What if I’ve forgotten how to do it?
What if I’ve forgotten how to do it because I’ve been so obsessed with not doing it? Better to do something, anything, than nothing. Being bored is wasteful! I have time, opportunity, hundreds of tasks or entertainments that can boost my productivity or change the way I see things! I am lucky and grateful!
And desperate?
Maybe I have to learn to be okay with being bored again. Or, rather, to be okay enough with being bored that I don’t desperately grasp at the first semi-entertaining things I see. That I hold out for what will actually make me an interested, interesting person.
After all, having the time to be bored is something I can be thankful for too.
I still enjoy cooking but I have perhaps not internalized the necessity of it as much as I should. When I have to cook for myself I can end up delaying my meal for a couple of hours until I am hungry enough.. Earlier in grad school I would stay up until midnight before I started to cook. I rarely let things get that out of whack now but I still have fun cooking. Also I rarely cook more than hunger requires me to. So it’s not like I bake cookies for nibbling on for the next few days.
Being bored is a funny thing, having been exhausted after major surgeries I can say that it takes energy to be bored, when I am really weak staring at a wall can use up all my effort and be engaging. I still get bored but it requires a strange equipoise between lacking the energy or focus to actually do anything, but having enough to actually get exercised about it. At the moment my minor bouts of insomnia are the most boring things to happen to me. When I wake up and then I need to not do anything to interesting lest it keep me up, so it’s less dependent on a confluence of psychological states.
Hope you’ve recovered from those major surgeries :) You’re right: it is fortunate to have boredom as a physical option.

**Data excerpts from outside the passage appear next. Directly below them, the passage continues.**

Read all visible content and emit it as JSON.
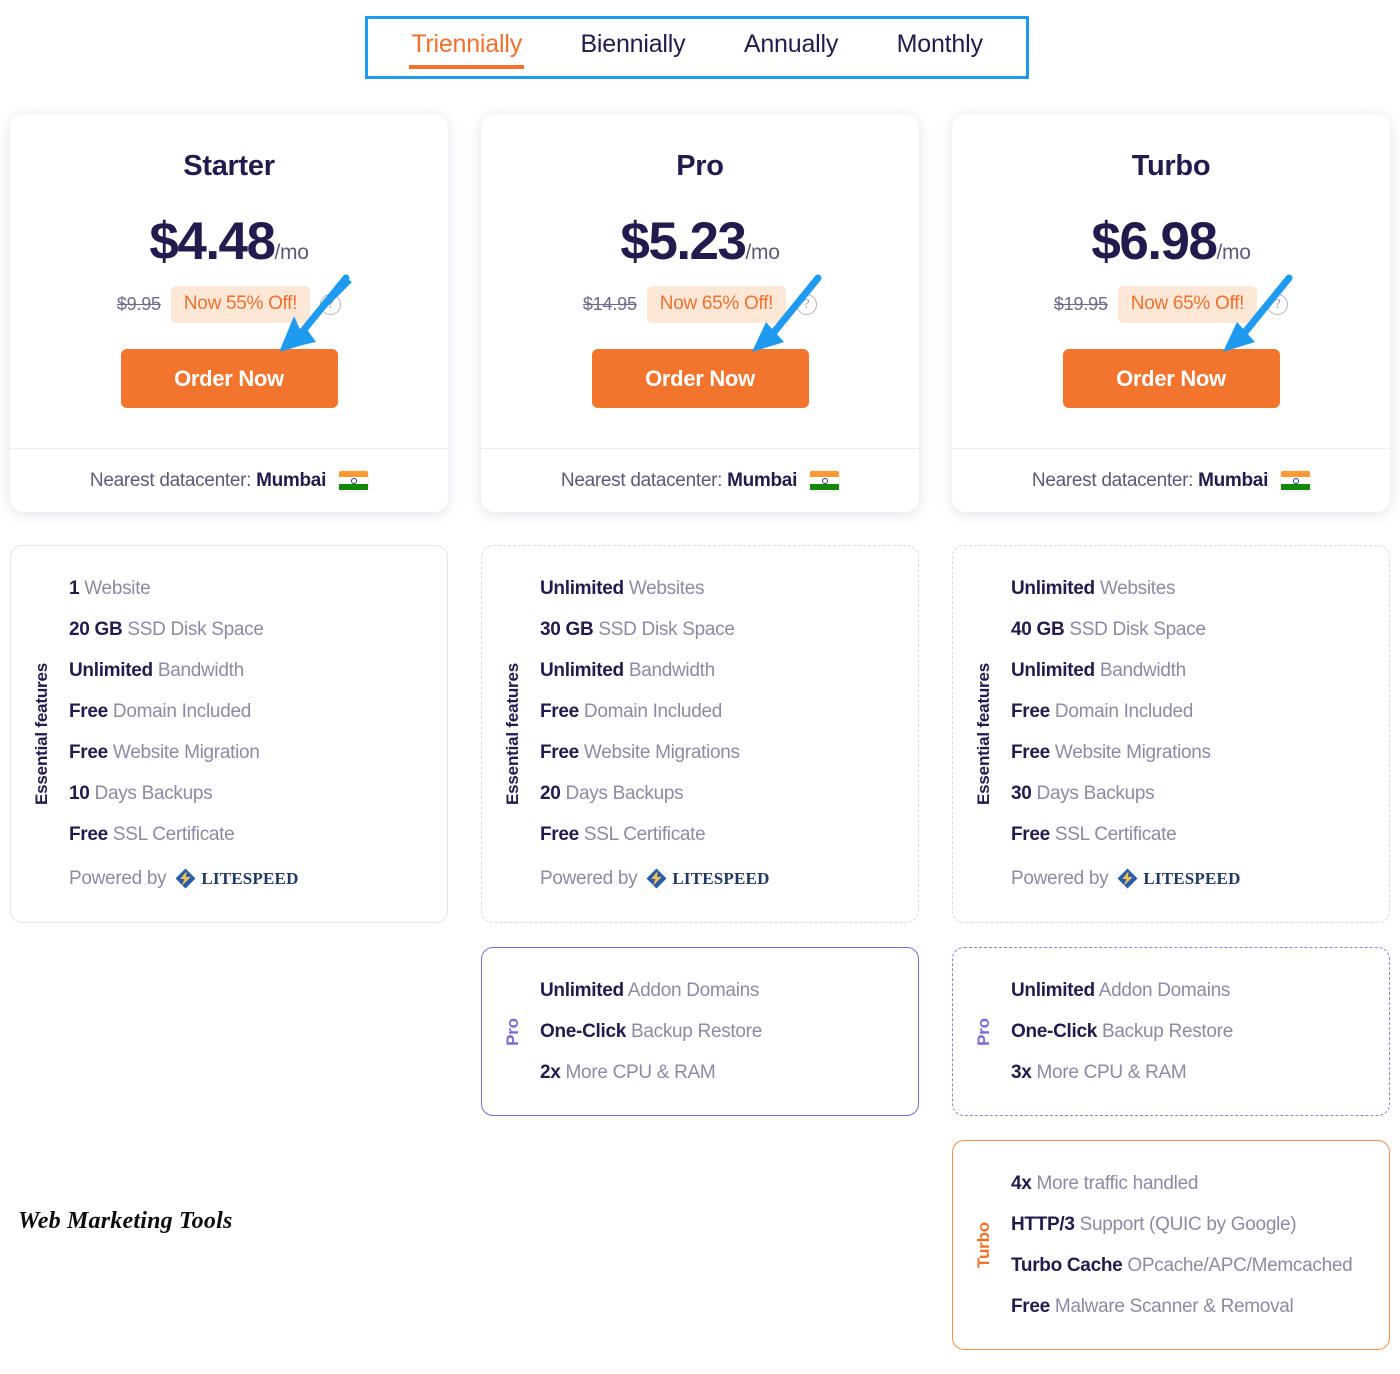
{
  "billing_tabs": {
    "options": [
      {
        "label": "Triennially",
        "active": true
      },
      {
        "label": "Biennially",
        "active": false
      },
      {
        "label": "Annually",
        "active": false
      },
      {
        "label": "Monthly",
        "active": false
      }
    ],
    "selected": "Triennially",
    "highlight_color": "#1e9bf0",
    "active_color": "#f2712c"
  },
  "accent_colors": {
    "orange": "#f2712c",
    "button_orange": "#f2742d",
    "badge_bg": "#fde7d7",
    "navy": "#231b4e",
    "purple": "#7a6cd6",
    "annotation_blue": "#1e9bf0"
  },
  "plans": [
    {
      "name": "Starter",
      "price": "$4.48",
      "price_suffix": "/mo",
      "old_price": "$9.95",
      "discount_badge": "Now 55% Off!",
      "help_icon": "question-circle-icon",
      "order_label": "Order Now",
      "datacenter_label": "Nearest datacenter:",
      "datacenter_city": "Mumbai",
      "datacenter_flag": "india-flag-icon",
      "essential": {
        "label": "Essential features",
        "border": "solid",
        "items": [
          {
            "strong": "1",
            "rest": " Website"
          },
          {
            "strong": "20 GB",
            "rest": " SSD Disk Space"
          },
          {
            "strong": "Unlimited",
            "rest": " Bandwidth"
          },
          {
            "strong": "Free",
            "rest": " Domain Included"
          },
          {
            "strong": "Free",
            "rest": " Website Migration"
          },
          {
            "strong": "10",
            "rest": " Days Backups"
          },
          {
            "strong": "Free",
            "rest": " SSL Certificate"
          }
        ],
        "powered_by_label": "Powered by",
        "powered_by_logo": "LITESPEED"
      },
      "extra_boxes": []
    },
    {
      "name": "Pro",
      "price": "$5.23",
      "price_suffix": "/mo",
      "old_price": "$14.95",
      "discount_badge": "Now 65% Off!",
      "help_icon": "question-circle-icon",
      "order_label": "Order Now",
      "datacenter_label": "Nearest datacenter:",
      "datacenter_city": "Mumbai",
      "datacenter_flag": "india-flag-icon",
      "essential": {
        "label": "Essential features",
        "border": "dashed",
        "items": [
          {
            "strong": "Unlimited",
            "rest": " Websites"
          },
          {
            "strong": "30 GB",
            "rest": " SSD Disk Space"
          },
          {
            "strong": "Unlimited",
            "rest": " Bandwidth"
          },
          {
            "strong": "Free",
            "rest": " Domain Included"
          },
          {
            "strong": "Free",
            "rest": " Website Migrations"
          },
          {
            "strong": "20",
            "rest": " Days Backups"
          },
          {
            "strong": "Free",
            "rest": " SSL Certificate"
          }
        ],
        "powered_by_label": "Powered by",
        "powered_by_logo": "LITESPEED"
      },
      "extra_boxes": [
        {
          "label": "Pro",
          "tier": "pro",
          "border": "solid",
          "items": [
            {
              "strong": "Unlimited",
              "rest": " Addon Domains"
            },
            {
              "strong": "One-Click",
              "rest": " Backup Restore"
            },
            {
              "strong": "2x",
              "rest": " More CPU & RAM"
            }
          ]
        }
      ]
    },
    {
      "name": "Turbo",
      "price": "$6.98",
      "price_suffix": "/mo",
      "old_price": "$19.95",
      "discount_badge": "Now 65% Off!",
      "help_icon": "question-circle-icon",
      "order_label": "Order Now",
      "datacenter_label": "Nearest datacenter:",
      "datacenter_city": "Mumbai",
      "datacenter_flag": "india-flag-icon",
      "essential": {
        "label": "Essential features",
        "border": "dashed",
        "items": [
          {
            "strong": "Unlimited",
            "rest": " Websites"
          },
          {
            "strong": "40 GB",
            "rest": " SSD Disk Space"
          },
          {
            "strong": "Unlimited",
            "rest": " Bandwidth"
          },
          {
            "strong": "Free",
            "rest": " Domain Included"
          },
          {
            "strong": "Free",
            "rest": " Website Migrations"
          },
          {
            "strong": "30",
            "rest": " Days Backups"
          },
          {
            "strong": "Free",
            "rest": " SSL Certificate"
          }
        ],
        "powered_by_label": "Powered by",
        "powered_by_logo": "LITESPEED"
      },
      "extra_boxes": [
        {
          "label": "Pro",
          "tier": "pro",
          "border": "dashed",
          "items": [
            {
              "strong": "Unlimited",
              "rest": " Addon Domains"
            },
            {
              "strong": "One-Click",
              "rest": " Backup Restore"
            },
            {
              "strong": "3x",
              "rest": " More CPU & RAM"
            }
          ]
        },
        {
          "label": "Turbo",
          "tier": "turbo",
          "border": "solid",
          "items": [
            {
              "strong": "4x",
              "rest": " More traffic handled"
            },
            {
              "strong": "HTTP/3",
              "rest": " Support (QUIC by Google)"
            },
            {
              "strong": "Turbo Cache",
              "rest": " OPcache/APC/Memcached"
            },
            {
              "strong": "Free",
              "rest": " Malware Scanner & Removal"
            }
          ]
        }
      ]
    }
  ],
  "watermark": "Web Marketing Tools"
}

For me, because I’m making dinner for other people too, I feel a lot more pressure to have it done by a certain time, make sure it’s nutritious, etc.
Blind comment before reading the rest:
“For instance, “start a book club!” and “start a mystery book club!” might be two separate items.”
I like to think that a “mystery book club” is actually a mysterious book club. It’s not a club about mystery novels; it’s a club that’s shrouded in mystery. What book is everyone reading? Where do they meet? What do they talk about? It’s a mystery…
Well, jeez, if you don’t need to know what book everyone is reading and where they meet, I must be in a DOZEN mystery book clubs ;) Oops, I’ve said too much.